Piłkarze za plecami władz...
Piłkarze ŁKS-u i trener zjawili się dziś na sesji Rady Miasta. Prezydent Jerzy Brzeziński mówił, że został oszukany przez zarząd klubu, bo ten zapewniał go, że nie ma problemów z finansowaniem II ligi, a kilka dni temu okazało się, że są, i że są one ogromne. Radni powtarzali, że muszą jakoś pomóc... i jednocześnie, że nie ma takich możliwości. Piłkarze zaś - jak podkreślali po wysłuchaniu grubo ponad godzinnej dysputy - nie usłyszeli nic ciekawego.
- Brakuje słów aby to skomentować. Poświęciliśmy szmat życia aby to osiągnąć. Ja tutaj jestem od 20 lat w tym klubie. Jestem łomżyniakiem z krwi i kości. Marzyło mi się coś dla tego miasta zrobić... My jesteśmy od grania, a teraz wychodzi, ze zrobiliśmy wielu ludziom duży problem i... sobie także. Możemy tylko przeprosić za ten awans - mówił po spotkaniu z radnymi Kowalski.
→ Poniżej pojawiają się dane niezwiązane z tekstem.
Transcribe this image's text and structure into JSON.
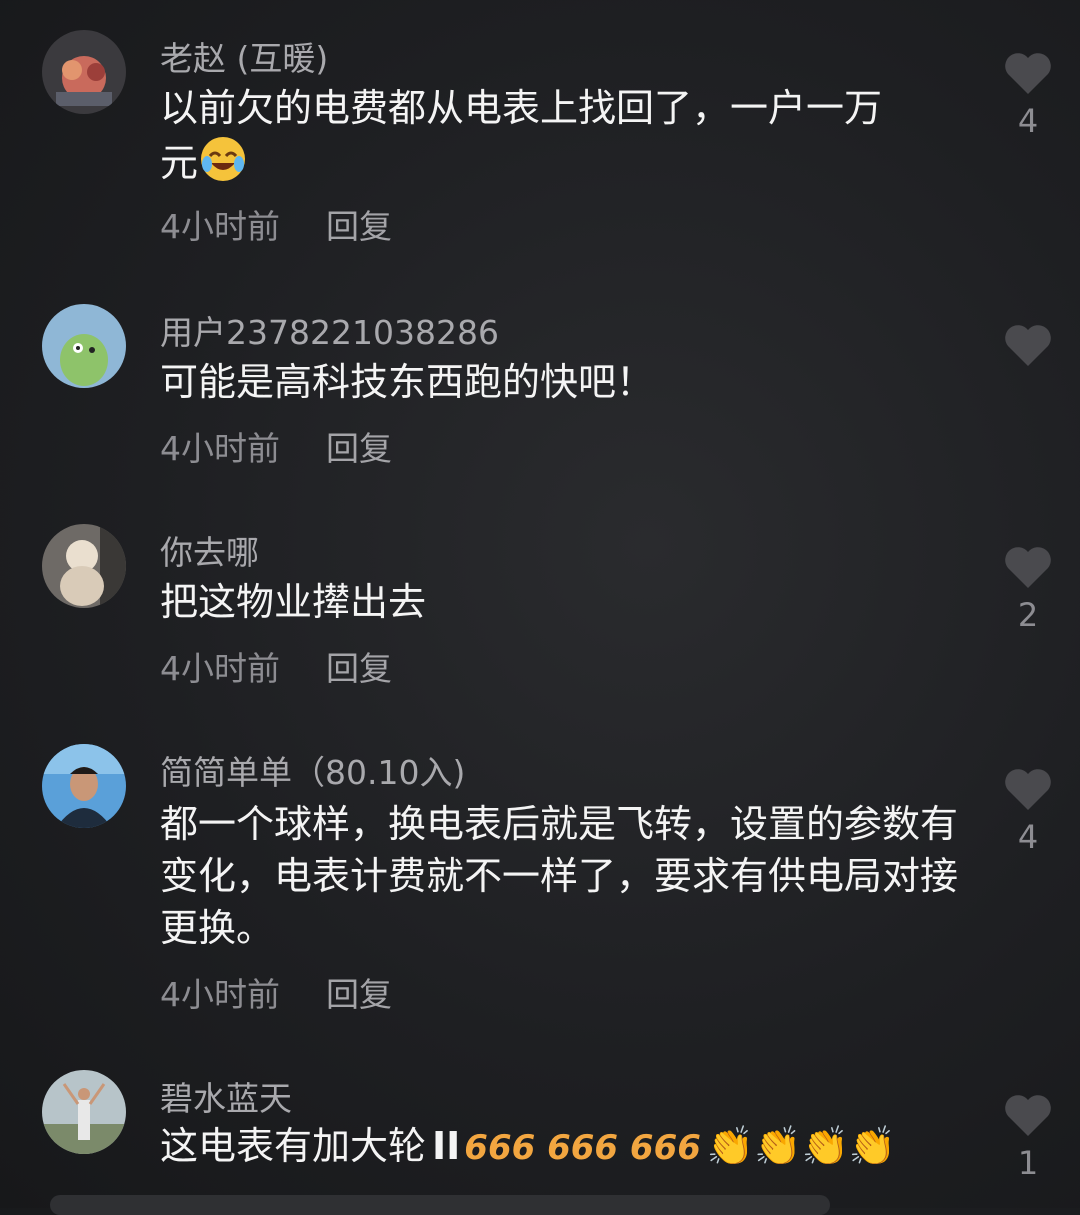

- Miasto zyskało ogromną promocję przez nasz awans, ale to co teraz się wydarzy w ciągu dwóch - trzech najbliższych dni... myślę, że cała Polska usłyszy jaka jest Łomża.(...)
- To co zrobili dla nas radni i prezydent – ta premia jaką miasto nam przyznało (16 tys zł – dop. red.) to jest kabaret. Prezydent nawet nie powiedział nam dziękuję - dodawał kapitan druzyny ŁKS-u.
Może się coś dobrego wydarzyć?
Nie sądzę. Po tym dzisiejszym spotkaniu jeszcze bardziej w to nie wierzę niż wcześniej. Potrzebna jest żywa gotówka i jak jej nie znaleźliśmy przez pół roku, to nie znajdziemy w dwa dni – kończy Zbigniew Kowalski.